Our survey found that in clinical practice, the NP manifestations currently considered to be diagnostic of primary SLE-mediated CNS involvement are not limited to those included in the American Rheumatism Association (ARA) criteria, e.g. seizures and psychosis. Antiphospholipid antibodies appeared to be the laboratory parameter most frequently relied upon in the diagnosis of NP-SLE, and in decisions regarding treatment. Apart from that, only brain MRI and, in selected cases, cerebral angiography seemed to be of real help in diagnosis. The lack of consensus regarding the treatment of primary NP-SLE manifestations most probably reflects both the complex nature of neurological illness in SLE patients and the lack of clear diagnostic criteria.
确定临床实践中用于管理患有原发性系统性红斑狼疮(SLE)介导的神经精神(NP)表现的SLE患者的诊断和治疗方法。
编制了一份问卷,以评估临床医生如何管理SLE的各种临床表现。该问卷的一部分旨在评估临床医生如何诊断和治疗原发性NP-SLE。NP-SLE部分的大多数问题由不同临床表现以及实验室或影像学检查的列表组成,要求参与者根据对原发性NP-SLE诊断的重要性程度[从1(极其重要)到5(不重要)]进行评分。问卷还评估了在临床实践中如何治疗不同的NP表现。通过平均得分确定每种临床表现的相对重要性,并使用变异系数(CV)确定参与者在每个问题上的一致性。59个狼疮中心参与了该调查的NP-SLE部分。

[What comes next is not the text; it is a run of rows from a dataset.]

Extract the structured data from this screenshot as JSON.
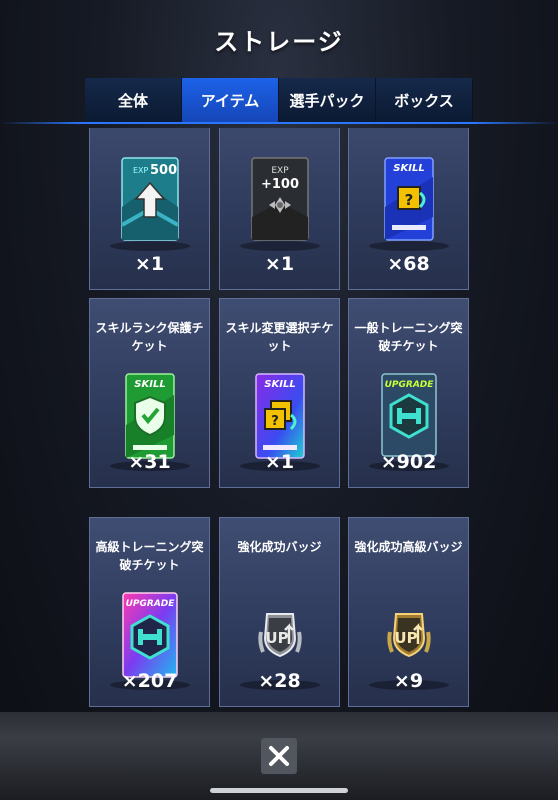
{
  "header": {
    "title": "ストレージ"
  },
  "tabs": [
    {
      "label": "全体",
      "active": false
    },
    {
      "label": "アイテム",
      "active": true
    },
    {
      "label": "選手パック",
      "active": false
    },
    {
      "label": "ボックス",
      "active": false
    }
  ],
  "items": [
    {
      "name": "",
      "count": "×1",
      "icon": "exp-500-upgrade-card-icon"
    },
    {
      "name": "",
      "count": "×1",
      "icon": "exp-100-card-icon"
    },
    {
      "name": "",
      "count": "×68",
      "icon": "skill-random-ticket-icon"
    },
    {
      "name": "スキルランク保護チケット",
      "count": "×31",
      "icon": "skill-shield-ticket-icon"
    },
    {
      "name": "スキル変更選択チケット",
      "count": "×1",
      "icon": "skill-change-ticket-icon"
    },
    {
      "name": "一般トレーニング突破チケット",
      "count": "×902",
      "icon": "upgrade-ticket-icon"
    },
    {
      "name": "高級トレーニング突破チケット",
      "count": "×207",
      "icon": "premium-upgrade-ticket-icon"
    },
    {
      "name": "強化成功バッジ",
      "count": "×28",
      "icon": "silver-up-badge-icon"
    },
    {
      "name": "強化成功高級バッジ",
      "count": "×9",
      "icon": "gold-up-badge-icon"
    }
  ],
  "art_text": {
    "exp500": "500",
    "exp100_label": "EXP",
    "exp100_value": "+100",
    "skill": "SKILL",
    "upgrade": "UPGRADE",
    "up": "UP"
  },
  "close": {
    "label": "×"
  }
}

对于原发性NP-SLE的诊断,被认为极其重要或非常重要的临床表现为癫痫发作、精神病、横贯性脊髓炎、中风、短暂性脑缺血发作(TIA)和无菌性脑膜炎。在影像学和实验室检查中,只有脑磁共振成像(MRI)和抗磷脂抗体(aPL)的平均得分达到“极其重要”(介于1和2之间)。大多数患者常规进行aPL检测(平均96.8%;CV = 0.1),而脑MRI的使用频率较低(平均56.5%;CV = 0.61)。只有脑MRI和脑血管造影被认为有助于区分脑血管病变与多发性梗死(平均得分分别为1.6和1.9),而对增加剂量类固醇治疗的快速反应被认为有助于区分SLE相关精神病与类固醇诱导的精神病(平均得分 = 1.58)。aPL检测结果、狼疮抗凝物的凝血试验以及脑MRI在涉及抗凝或抗血小板治疗的决策中被认为极其重要或非常重要。对症治疗,如肝素、抗惊厥药、抗血小板药、口服抗凝药和抗精神病治疗是使用最广泛的。皮质类固醇是最常用的免疫抑制治疗。使用其他免疫抑制剂作为NP-SLE的特异性治疗并不常见。
我们的调查发现,在临床实践中,目前被认为可诊断原发性SLE介导的中枢神经系统受累的NP表现并不局限于美国风湿病协会(ARA)标准中所包含的那些,例如癫痫发作和精神病。抗磷脂抗体似乎是NP-SLE诊断以及治疗决策中最常依赖的实验室参数。除此之外,只有脑MRI以及在某些情况下的脑血管造影似乎对诊断有实际帮助。对于原发性NP-SLE表现的治疗缺乏共识很可能既反映了SLE患者神经系统疾病的复杂性,也反映了缺乏明确的诊断标准。